Embrace the Inevitable Change

The most frequent complaint I hear from mothers I work with is that every health care professional they encounter postpartum gives them conflicting information. What the delivery room nurse tells the mother to do is different than what the postpartum nurse tells her. Then, she sees both me and her pediatrician. And I tell her to do things differently than all three people she has spoken to prior to me! Add the opinions of her girlfriends who were and weren't successful with nursing, a few great internet sites, Kelly Mom and maybe Breastfeeding.com, and her mother in law. She is now thoroughly confused, frustrated and doubting her ability to take care of her newborn. It doesn't make for a good and confident start to breastfeeding!

And what if I told her that I suspected that every person who gave her that advice was probably correct? That each of them had nothing but good intentions, and really wanted to help her. Not possible right? But it is. And this is why. Babies change and they change rapidly. A newly born baby is very different from a three day old. A two week old is vastly different from a baby that just hit six weeks. A four month old is different than a three month old. If you keep feeding that four month old every 2-3 hours like you are told to do in the hospital, your family is going to be very frustrated.

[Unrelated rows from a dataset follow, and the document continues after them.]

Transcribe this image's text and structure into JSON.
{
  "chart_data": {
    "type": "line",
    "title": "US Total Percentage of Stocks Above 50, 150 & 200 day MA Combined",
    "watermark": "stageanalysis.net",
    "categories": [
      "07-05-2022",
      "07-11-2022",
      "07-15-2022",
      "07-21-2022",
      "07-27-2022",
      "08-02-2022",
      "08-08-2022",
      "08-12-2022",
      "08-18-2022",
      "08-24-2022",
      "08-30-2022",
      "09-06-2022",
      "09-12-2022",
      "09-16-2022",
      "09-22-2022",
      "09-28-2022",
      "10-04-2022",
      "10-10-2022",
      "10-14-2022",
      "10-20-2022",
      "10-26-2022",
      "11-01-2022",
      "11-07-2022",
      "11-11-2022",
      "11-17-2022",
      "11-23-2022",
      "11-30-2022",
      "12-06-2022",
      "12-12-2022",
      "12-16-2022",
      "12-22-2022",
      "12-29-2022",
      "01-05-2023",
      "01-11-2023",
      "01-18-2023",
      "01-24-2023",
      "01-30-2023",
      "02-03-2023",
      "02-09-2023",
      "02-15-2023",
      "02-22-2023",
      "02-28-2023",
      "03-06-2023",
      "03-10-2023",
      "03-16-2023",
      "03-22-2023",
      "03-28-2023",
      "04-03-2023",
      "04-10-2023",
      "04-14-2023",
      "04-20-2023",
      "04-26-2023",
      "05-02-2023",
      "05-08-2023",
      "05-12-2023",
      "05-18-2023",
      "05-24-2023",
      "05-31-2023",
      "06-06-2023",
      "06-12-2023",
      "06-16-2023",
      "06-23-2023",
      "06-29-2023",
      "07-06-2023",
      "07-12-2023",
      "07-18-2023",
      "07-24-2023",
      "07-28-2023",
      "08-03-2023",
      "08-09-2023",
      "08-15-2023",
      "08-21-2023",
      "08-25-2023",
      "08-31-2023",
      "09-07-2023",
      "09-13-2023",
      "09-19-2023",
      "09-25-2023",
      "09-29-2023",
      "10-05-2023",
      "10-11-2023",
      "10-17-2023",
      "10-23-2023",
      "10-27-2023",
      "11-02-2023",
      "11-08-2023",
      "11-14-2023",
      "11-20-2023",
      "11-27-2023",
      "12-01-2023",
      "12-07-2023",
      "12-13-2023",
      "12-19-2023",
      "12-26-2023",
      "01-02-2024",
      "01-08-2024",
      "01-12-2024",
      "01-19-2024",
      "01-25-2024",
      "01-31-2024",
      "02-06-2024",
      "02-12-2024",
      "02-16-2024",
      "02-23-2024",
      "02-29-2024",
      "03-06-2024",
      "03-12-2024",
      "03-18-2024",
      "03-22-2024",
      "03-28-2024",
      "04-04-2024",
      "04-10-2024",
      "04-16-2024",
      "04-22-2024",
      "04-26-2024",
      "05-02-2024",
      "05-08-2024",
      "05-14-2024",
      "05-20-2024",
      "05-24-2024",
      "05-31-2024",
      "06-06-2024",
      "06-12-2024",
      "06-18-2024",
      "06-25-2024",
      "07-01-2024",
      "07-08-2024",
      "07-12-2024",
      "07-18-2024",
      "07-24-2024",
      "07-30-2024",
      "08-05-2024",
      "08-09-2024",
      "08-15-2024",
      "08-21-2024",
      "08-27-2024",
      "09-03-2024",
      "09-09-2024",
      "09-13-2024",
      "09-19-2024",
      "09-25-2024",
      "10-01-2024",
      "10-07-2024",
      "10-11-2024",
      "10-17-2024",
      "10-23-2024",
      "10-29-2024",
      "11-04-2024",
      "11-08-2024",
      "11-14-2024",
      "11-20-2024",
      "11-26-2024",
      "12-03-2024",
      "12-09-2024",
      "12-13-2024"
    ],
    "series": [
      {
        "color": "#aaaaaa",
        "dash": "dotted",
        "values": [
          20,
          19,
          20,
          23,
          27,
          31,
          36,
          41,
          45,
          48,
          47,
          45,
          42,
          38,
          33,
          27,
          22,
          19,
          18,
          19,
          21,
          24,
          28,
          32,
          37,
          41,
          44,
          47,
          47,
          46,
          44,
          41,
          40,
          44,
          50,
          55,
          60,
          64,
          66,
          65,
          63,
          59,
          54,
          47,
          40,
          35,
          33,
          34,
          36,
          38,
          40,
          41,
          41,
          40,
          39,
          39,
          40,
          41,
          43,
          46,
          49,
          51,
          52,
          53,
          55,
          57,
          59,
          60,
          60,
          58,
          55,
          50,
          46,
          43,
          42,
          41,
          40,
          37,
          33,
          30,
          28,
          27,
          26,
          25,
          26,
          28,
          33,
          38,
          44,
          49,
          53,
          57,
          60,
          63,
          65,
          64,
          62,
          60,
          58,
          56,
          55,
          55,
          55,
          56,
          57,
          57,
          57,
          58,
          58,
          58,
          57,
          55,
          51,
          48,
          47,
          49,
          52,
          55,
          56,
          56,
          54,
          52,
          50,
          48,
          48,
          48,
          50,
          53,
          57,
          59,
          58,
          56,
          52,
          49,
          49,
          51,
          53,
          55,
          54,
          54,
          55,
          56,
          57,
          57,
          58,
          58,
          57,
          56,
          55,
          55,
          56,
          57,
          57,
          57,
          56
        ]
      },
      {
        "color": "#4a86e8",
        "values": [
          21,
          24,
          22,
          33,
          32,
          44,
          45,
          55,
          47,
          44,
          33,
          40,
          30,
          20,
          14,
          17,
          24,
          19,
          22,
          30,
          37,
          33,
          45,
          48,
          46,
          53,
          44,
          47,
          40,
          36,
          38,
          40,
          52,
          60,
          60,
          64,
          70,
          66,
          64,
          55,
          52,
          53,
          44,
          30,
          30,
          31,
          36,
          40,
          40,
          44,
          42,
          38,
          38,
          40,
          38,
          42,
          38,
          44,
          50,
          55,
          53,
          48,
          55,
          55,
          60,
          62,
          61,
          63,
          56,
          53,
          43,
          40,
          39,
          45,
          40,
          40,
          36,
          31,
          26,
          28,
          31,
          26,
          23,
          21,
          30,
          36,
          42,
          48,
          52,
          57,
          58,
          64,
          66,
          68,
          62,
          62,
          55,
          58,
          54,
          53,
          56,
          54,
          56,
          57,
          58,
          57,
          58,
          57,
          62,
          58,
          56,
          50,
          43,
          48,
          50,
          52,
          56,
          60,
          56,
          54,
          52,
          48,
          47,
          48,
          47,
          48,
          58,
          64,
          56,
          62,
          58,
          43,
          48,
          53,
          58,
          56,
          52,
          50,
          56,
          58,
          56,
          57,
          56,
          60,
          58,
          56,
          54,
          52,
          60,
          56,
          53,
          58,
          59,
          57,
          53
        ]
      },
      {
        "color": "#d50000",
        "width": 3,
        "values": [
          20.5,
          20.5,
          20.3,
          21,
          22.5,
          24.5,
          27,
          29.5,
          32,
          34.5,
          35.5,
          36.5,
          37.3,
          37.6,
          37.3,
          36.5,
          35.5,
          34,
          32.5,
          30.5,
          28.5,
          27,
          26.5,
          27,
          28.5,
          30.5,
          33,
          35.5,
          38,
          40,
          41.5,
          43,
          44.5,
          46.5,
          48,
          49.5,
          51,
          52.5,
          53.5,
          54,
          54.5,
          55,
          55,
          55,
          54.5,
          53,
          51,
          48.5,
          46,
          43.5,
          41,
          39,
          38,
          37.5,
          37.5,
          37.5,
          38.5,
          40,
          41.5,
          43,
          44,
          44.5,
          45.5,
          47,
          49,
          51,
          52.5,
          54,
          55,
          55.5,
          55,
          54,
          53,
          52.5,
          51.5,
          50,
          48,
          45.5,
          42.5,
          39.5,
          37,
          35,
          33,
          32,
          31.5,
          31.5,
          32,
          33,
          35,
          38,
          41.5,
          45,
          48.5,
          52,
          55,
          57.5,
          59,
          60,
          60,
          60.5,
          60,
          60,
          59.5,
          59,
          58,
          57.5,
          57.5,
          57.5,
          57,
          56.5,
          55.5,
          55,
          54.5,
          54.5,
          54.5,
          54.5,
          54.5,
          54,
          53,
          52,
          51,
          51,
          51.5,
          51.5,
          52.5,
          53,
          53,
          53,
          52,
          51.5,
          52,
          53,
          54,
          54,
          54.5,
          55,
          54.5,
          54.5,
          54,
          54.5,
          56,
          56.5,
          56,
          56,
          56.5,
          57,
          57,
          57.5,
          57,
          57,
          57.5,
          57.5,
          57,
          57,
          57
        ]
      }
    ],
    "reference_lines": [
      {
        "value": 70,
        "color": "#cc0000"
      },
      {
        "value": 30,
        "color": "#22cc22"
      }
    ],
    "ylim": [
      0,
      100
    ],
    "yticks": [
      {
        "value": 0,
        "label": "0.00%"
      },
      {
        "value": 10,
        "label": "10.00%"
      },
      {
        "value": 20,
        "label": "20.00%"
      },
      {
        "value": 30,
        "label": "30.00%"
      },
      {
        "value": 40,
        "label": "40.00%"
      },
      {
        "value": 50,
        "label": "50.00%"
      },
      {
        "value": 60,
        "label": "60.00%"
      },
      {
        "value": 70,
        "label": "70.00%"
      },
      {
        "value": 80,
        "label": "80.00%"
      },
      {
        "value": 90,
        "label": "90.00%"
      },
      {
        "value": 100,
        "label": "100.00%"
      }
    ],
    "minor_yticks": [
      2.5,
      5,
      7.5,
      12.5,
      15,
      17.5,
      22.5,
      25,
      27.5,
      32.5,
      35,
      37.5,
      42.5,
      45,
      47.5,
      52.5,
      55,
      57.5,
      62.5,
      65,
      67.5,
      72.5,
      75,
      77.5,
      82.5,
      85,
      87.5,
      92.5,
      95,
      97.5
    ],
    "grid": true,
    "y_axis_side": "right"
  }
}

So how does a smart but scared new mom handle all this conflicting information? Start by giving the benefit of the doubt to everyone you encounter. Be positive and assume that they all have good intentions. Then, remember that breastfeeding and mothering is an evolving process and embrace the inevitable change. Know that just when you think you have your baby figured out, he is going to change on you. And change is good! Do you really want to be waking a baby to eat every three hours for months on end? Of course not! Eventually you want to sleep through the night again, right?

Please try to remember that every healthcare professional you encounter, including me, is giving you advice for that particular moment in time, based on their assessment of your situation. Websites and books tend to give excellent evidenced based information, but it is very general. Girlfriends, mothers and mothers-in-law tend to have biases based on their experience. All this information has to be filtered in the context of what is going on with your family and whether it makes sense to you. And is it working? If you are doing something but both you and your baby are miserable, why do it?

Two excellent books that help with this common frustration are The Nursing Mother's Companion, by Kathleen Huggins RN MSN, and the Touch Points book series by T. Berry Brazelton MD. I like to call the first book the What to Expect When You Are Expecting of Nursing! The author breaks down the newborn period into very specific time frames, and gives excellent anticipatory guidance about normal challenges you can expect and how to handle them. It is a very realistic and reassuring book for a new nursing mother, and something you will refer to the entire time you are nursing.

The Touch Point books have little to do with nursing, and are more about normal developmental milestones that all children go through. Dr. Brazelton writes that just before a child is ready to jump to the next level developmentally, there is a period of chaos in the home. He calls this time a "touch point." He writes, "Touch Points, which are universal, are those predictable times that occur just before a surge of rapid growth in any line of development-motor, cognitive, emotional-when, for a short time, the child's behavior falls apart. Parents can no longer rely on past accomplishments. The child often regresses and parents lose their balance and become alarmed." However, once the parents realize their child is ready for something different, and go with it, peace returns to the household. That is until the next touch point hits!

So, what is a new mom to do with all this conflicting information? First and most importantly, take into consideration where your baby is developmentally. Then, decide if you trust the source. Lastly, think about whether the advice makes sense to you. If it does, try it. If it doesn't make sense, or you try it and it doesn't work, try something else. But don’t change anything that is working for you, based on something someone else says, even me! And when you make a change, make only one at a time and try it out for a bit. If you make too many changes at once, you won’t know what works, or doesn’t. If you take the approach that the only constant in life is change, and filter all this information through the guidelines mentioned above, you will be confident in your ability to care for your baby!